Why does calling mmap() with large size not fail?

Question

I try to use mmap() to manipulate virtual memory. I want to reserve and commit a region of memory. I tested this code:

const unsigned long gygabyte = 1024 * 1024 * 1024;
const unsigned long gygabyteCount = 2;
const unsigned long maxCapacity = gygabyteCount * gygabyte;

int main()
{
    char* pMemory;

    pMemory = (char*)mmap(NULL, maxCapacity, PROT_NONE, MAP_PRIVATE | MAP_ANONYMOUS, -1, 0);
    if ( mprotect(pMemory, maxCapacity, PROT_READ | PROT_WRITE) != 0 )
    {
        cout << "Memory Allocation has failed" << endl;
    }
    usleep(-1);

    return 0;
}

I ran several copies of my program (say 6) from a terminal. I didn't ever see "Memory Allocation has failed" in any one. I'm running on 64-bit Ubuntu with 4GB RAM. Can anyone tell me something about this?

Answer 1

mmap reserves a region of the process's virtual address space, but does not immediately allocate physical RAM for it. Therefore, on a 64-bit platform, you can reserve a vast amount without failure (although you still need to check for failure; your example code doesn't). Physical pages of RAM are allocated later when the memory is accessed.

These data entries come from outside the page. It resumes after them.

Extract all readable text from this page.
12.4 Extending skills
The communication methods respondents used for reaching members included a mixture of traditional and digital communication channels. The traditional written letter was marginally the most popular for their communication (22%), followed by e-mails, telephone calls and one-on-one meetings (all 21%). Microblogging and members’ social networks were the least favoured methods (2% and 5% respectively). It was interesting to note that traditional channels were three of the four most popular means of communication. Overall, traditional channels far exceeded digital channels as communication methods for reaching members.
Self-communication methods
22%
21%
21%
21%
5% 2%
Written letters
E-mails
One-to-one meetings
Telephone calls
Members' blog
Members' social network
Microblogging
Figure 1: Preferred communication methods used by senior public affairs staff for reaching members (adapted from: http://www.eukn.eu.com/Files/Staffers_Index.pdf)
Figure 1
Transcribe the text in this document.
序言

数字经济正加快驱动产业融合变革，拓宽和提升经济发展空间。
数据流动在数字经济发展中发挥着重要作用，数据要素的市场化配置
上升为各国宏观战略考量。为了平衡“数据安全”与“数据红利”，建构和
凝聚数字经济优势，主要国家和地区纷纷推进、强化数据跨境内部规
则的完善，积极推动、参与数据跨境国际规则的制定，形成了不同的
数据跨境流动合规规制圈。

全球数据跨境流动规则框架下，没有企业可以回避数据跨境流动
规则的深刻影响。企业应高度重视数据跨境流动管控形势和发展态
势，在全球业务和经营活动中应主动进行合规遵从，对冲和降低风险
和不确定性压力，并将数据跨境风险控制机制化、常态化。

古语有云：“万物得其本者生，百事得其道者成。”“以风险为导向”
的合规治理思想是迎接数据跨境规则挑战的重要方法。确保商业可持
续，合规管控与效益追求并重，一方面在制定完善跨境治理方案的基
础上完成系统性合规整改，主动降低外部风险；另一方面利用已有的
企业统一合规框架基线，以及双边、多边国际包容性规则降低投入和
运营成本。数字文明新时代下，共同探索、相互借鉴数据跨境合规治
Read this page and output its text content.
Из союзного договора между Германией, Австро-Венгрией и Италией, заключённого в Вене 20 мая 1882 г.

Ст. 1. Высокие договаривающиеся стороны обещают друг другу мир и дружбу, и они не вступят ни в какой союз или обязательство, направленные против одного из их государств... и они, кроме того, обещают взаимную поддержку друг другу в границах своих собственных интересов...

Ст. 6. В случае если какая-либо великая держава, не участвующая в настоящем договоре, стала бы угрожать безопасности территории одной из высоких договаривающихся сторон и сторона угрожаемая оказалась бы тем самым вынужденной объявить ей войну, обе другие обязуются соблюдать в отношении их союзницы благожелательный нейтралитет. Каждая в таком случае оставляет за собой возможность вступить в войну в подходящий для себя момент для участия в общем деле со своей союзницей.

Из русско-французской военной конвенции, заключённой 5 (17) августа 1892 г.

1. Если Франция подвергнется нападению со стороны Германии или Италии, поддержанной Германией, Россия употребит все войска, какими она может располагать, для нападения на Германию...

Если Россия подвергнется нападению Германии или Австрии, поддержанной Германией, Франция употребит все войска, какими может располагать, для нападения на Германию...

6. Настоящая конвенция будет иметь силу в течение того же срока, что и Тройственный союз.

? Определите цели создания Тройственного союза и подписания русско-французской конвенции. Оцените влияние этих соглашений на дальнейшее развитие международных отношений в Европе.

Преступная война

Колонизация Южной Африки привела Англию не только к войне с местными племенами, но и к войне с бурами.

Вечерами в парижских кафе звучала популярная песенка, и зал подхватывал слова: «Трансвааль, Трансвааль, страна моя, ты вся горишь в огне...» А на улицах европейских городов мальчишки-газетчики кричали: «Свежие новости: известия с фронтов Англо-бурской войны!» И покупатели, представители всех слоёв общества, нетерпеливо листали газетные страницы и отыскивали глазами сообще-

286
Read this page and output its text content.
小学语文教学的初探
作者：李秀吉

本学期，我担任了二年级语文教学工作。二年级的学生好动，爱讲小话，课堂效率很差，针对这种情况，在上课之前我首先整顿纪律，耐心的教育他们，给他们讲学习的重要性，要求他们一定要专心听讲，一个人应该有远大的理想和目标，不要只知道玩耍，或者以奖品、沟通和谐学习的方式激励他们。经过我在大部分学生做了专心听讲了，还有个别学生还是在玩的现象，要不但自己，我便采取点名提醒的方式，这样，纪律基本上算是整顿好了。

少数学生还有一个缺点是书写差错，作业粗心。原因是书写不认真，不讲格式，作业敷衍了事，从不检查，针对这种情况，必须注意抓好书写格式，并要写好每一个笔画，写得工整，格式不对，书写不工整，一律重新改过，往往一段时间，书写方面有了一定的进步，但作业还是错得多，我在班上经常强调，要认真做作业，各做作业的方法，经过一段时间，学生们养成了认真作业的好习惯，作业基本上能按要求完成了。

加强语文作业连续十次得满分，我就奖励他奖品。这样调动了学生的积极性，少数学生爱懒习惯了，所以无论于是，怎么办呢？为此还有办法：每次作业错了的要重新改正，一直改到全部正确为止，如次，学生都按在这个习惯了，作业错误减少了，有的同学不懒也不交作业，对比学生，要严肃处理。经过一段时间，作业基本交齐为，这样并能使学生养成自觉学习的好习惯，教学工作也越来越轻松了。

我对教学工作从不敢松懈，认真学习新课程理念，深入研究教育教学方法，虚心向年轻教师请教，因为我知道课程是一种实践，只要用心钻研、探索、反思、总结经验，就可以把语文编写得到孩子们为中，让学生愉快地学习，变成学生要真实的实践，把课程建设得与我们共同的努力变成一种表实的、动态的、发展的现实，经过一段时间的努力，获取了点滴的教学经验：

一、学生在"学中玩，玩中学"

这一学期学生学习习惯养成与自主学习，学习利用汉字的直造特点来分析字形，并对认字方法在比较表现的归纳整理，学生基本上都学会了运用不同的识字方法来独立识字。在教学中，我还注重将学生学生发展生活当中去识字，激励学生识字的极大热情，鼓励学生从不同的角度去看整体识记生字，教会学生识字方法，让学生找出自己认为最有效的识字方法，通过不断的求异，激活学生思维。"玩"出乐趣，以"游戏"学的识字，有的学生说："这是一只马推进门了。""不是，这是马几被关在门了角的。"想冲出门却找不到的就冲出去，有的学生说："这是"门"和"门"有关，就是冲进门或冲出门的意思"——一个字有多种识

mprotect just changes the read/write access of the reserved memory; it won't make it resident in RAM either. You would get the same effect by passing PROT_READ | PROT_WRITE instead of PROT_NONE to mmap, and removing the call to mprotect.

If you need the memory to be resident in RAM straight away, then use mlock for that. It will fail if there isn't enough RAM available. On many linux platforms (including Ubuntu), there is a resource limit (RLIMIT_MEMLOCK) which restricts how much memory any process can lock; you can adjust this with ulimit -l.